On me demande si je suis « tra­di­tio­na­liste ».

Je ne sais plus où Maur­ras regret­tait qu’il soit néces­saire d’a­voir à être « natio­na­liste ». Il y voyait une néces­si­té due à la situa­tion deve­nue fra­gile du bien com­mun natio­nal et par­ti­cu­liè­re­ment à la dis­pa­ri­tion de son fédé­ra­teur his­to­rique, l’E­tat capé­tien. De même on peut regret­ter le « isme » qu’il faut rajou­ter à Tra­di­tion. Il y a dans toute mise en forme théo­rique quelque chose de sys­té­ma­tique qui risque de vous trans­for­mer en doc­tri­naire ou si vous pré­fé­rez en « schtroumpf à lunettes ». La Tra­di­tion devrait être reçue, vécue et trans­mise plu­tôt que d’être l’ob­jet d’une doc­trine, et pire, une doc­trine polé­mique, conçue pour batailler contre d’autres idées… De la théo­rie à l’i­déo­lo­gie, il n’y a qu’un pas. Et c’est une ten­dance moderne très géné­ra­li­sée que de dis­ser­ter sur la Grâce et sur les sacre­ments en se dis­pen­sant de toute pra­tique reli­gieuse régu­lière… La Tra­di­tion peut donc — au même titre que tout autre corps d’i­dées — deve­nir sup­port des pas­sions les plus vul­gaires : envie de briller, goût pour les que­relles idéo­lo­giques ou pro­tec­tion névro­tique (ce der­nier tra­vers est le risque des doc­trines bien cohé­rentes, tho­misme, mar­xisme voire maur­ras­sisme ou gué­no­nisme).

Mal­gré tous ces tra­vers, je crois néces­saire et juste de mettre en théo­rie la pra­tique de la Tra­di­tion lorsque celle-ci est atta­quée par les idéo­lo­gies anti-tra­di­tion­nelles. En ce sens, il est vrai que la mise en forme des idées tra­di­tion­nelles et pro­ba­ble­ment la géné­ra­li­sa­tion du mot de Tra­di­tion lui-même sont lar­ge­ment dues aux assauts pro­gres­sistes et sur­tout moder­nistes qui ont accom­pa­gné et sui­vi le concile Vati­can II. Toute l’his­toire de l’E­glise montre que la défi­ni­tion de chaque dogme est une réac­tion à la mise en ques­tion de l’or­tho­doxie par quelque dévia­tion héré­tique. Plus lar­ge­ment la socio­lo­gie de la connais­sance montre que dans tous les domaines, la pro­gres­sion de la réflexion théo­rique peut être assi­mi­lée à une ten­ta­tive pour faire face à une situa­tion de crise.

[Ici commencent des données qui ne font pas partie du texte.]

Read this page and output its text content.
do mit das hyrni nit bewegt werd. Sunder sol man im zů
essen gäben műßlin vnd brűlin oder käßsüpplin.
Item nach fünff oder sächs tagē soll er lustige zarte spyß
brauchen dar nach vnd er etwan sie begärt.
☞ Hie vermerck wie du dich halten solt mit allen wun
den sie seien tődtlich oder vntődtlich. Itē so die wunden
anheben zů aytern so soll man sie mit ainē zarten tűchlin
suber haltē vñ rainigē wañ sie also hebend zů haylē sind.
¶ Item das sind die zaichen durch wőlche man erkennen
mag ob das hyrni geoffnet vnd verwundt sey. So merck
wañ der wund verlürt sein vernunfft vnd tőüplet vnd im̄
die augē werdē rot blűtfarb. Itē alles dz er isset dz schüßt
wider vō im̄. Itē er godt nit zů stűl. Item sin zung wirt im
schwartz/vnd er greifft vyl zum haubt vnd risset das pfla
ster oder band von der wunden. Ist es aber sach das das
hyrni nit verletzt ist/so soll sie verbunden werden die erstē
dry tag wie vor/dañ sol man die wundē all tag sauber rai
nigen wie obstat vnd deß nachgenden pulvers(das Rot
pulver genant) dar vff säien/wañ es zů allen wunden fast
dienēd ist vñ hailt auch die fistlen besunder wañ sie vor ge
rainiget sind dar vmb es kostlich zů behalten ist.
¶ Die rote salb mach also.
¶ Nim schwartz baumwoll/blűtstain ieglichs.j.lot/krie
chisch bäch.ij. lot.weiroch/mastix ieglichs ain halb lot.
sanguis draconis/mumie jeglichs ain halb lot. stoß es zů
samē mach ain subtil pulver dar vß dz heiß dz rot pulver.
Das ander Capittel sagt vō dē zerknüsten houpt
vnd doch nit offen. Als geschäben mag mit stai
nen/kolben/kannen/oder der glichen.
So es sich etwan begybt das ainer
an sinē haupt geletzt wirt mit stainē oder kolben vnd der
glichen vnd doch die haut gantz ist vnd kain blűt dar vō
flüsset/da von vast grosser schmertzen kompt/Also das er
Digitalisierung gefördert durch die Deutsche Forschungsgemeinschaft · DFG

J’ac­cepte donc d’être qua­li­fié de « tra­di­tio­na­liste », même si le terme est dis­cu­table et même si je connais bien tous les petits côtés et les limites de cer­tains « tra­di­tio­na­listes ». Mais je trouve bien vaine la coquet­te­rie, fort répan­due éga­le­ment, qui consiste à vou­loir se recons­ti­tuer une sorte de vir­gi­ni­té théo­rique pour se faire bien voir de tous, en fer­raillant sur des points de détails contre ceux qui, pour l’es­sen­tiel, sont des alliés. Ce n’est pas en hur­lant avec les loups qu’on échappe au pro­ces­sus de « dia­bo­li­sa­tion » d’un cou­rant de pen­sée ; c’est en chan­geant les rap­ports des forces qui s’exercent sur l’o­pi­nion publique. Bref, quels que soient les défauts de ses alliés, il vaut mieux concen­trer ses attaques sur ses adver­saires. Ce n’est mal­heu­reu­se­ment pas tou­jours le cas en milieu tra­di­tio­na­liste où l’on pré­fère sou­vent dénon­cer la posi­tion voi­sine (qui est quel­que­fois concur­rente) que la posi­tion adverse.

J’accepte même le qua­li­fi­ca­tif « infâ­mant » de réac­tion­naire, ne serait-ce que pour désa­mor­cer la rhé­to­rique du soup­çon (quand on ne peut répondre aux argu­ments on dis­qua­li­fie son inter­lo­cu­teur en le soup­çon­nant d’être « dans le camp du mal »). Après tout dans leur guerre contre les Espa­gnols, les Hol­lan­dais rele­vaient-ils le défi en se nom­mant « les gueux ».

En revanche je refuse le qua­li­fi­ca­tif de « conser­va­teur ». Je sais que cer­tains cama­rades ou « alliés » veulent relan­cer ce concept sur le modèle anglo-saxon, qui ne déva­lo­ri­se­rait pas trop leurs convic­tions auprès des médias domi­nants. Mais si le réac­tion­naire réagit face aux pra­tiques sub­ver­sives, si le tra­di­tio­na­liste les cri­tique au nom des Prin­cipes ori­gi­nels, le « conser­va­teur » va cri­ti­quer la sub­ver­sion d’aujourd’hui au nom de la sub­ver­sion d’hier. C’est ce qui pro­voque « l’effet cli­que­tis » du pré­ten­du Pro­grès. C’est ain­si que l’on com­bat le Pacs puis qu’on le défend contre le mariage des inver­tis. Ou que l’on est réti­cent face à la PMA, pour quelques années après s’y appuyer contre la GPA.